# Outboard motor stalls when trolling



## t_andersen (Mar 13, 2005)

Hi Guys,

Here's a question related to an Evinrude/Johnson 2-stroke 3.5 hp outboard motor. I do a lot of fishing at low motor revs (trolling) pulling the bait after the boat slowly. I have had the outboard motor since 1997 and it has almost always been running well. Before I began to learn about motors, in my ignorance, I didn't remove the gas at the end of the season and left it in the motor until next spring. I now know better.

Last summer the motor ran ok but when trolling at low revs, sometimes after 5-10 minutes it would stop and be a little hard to start again. Once I got it started it would run for another 5-10 minutes and then stop again.

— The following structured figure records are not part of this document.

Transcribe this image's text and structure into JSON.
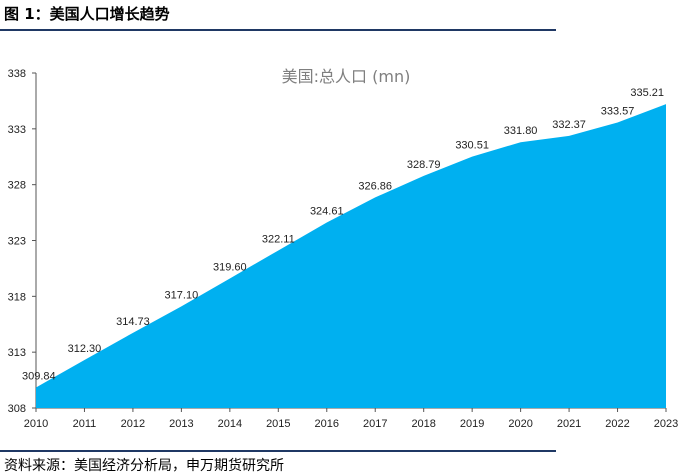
{
  "figure_title": "图 1：美国人口增长趋势",
  "source": "资料来源：美国经济分析局，申万期货研究所",
  "colors": {
    "fill": "#00B0F0",
    "rule": "#1F3864",
    "title": "#7F7F7F"
  },
  "chart_data": {
    "type": "area",
    "title": "美国:总人口 (mn)",
    "x": [
      "2010",
      "2011",
      "2012",
      "2013",
      "2014",
      "2015",
      "2016",
      "2017",
      "2018",
      "2019",
      "2020",
      "2021",
      "2022",
      "2023"
    ],
    "values": [
      309.84,
      312.3,
      314.73,
      317.1,
      319.6,
      322.11,
      324.61,
      326.86,
      328.79,
      330.51,
      331.8,
      332.37,
      333.57,
      335.21
    ],
    "labels": [
      "309.84",
      "312.30",
      "314.73",
      "317.10",
      "319.60",
      "322.11",
      "324.61",
      "326.86",
      "328.79",
      "330.51",
      "331.80",
      "332.37",
      "333.57",
      "335.21"
    ],
    "yticks": [
      "338",
      "333",
      "328",
      "323",
      "318",
      "313",
      "308"
    ],
    "ylim": [
      308,
      338
    ],
    "grid": false,
    "legend": "none"
  }
}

What is your advice? Is it a question of adjusting the low-speed air/gas ratio (and is there such a screw on a small outboard?)? Or is the carb full of varnish from having it stored off-season with gas in it?

Thanks 
Tom


----------



## Jestr (May 17, 2005)

Have had this problem before. If youre handy take the bowls off the carb and see if they have any goo in there while apart spray some carb clean to get the residue off the rest of the parts, needle and seat especially the holes leading to the intake. once all is put back together with new seals, or if your careful on disassembly the old ones, change spark plugs, I do alot of trolling as well and i found that bosch makes a great plug, it has 4 prongs to keep from fouling as much, run 93 and a light mix of marvel mystery oil for a few tanks and u should be set, First few runs run up some high rpms to clean cyls out.


----------



## t_andersen (Mar 13, 2005)

*Do I need to buy a carb kit?*

thanks for the info, do I need to buy a carb kit to do what you propose?


----------



## bugman (Aug 12, 2004)

if its of age, and when you tear into it.....and you tear a gasket, or the gasket themselves are cracked or worn out, yeah you'd have to pick up a carb gasket kit.


----------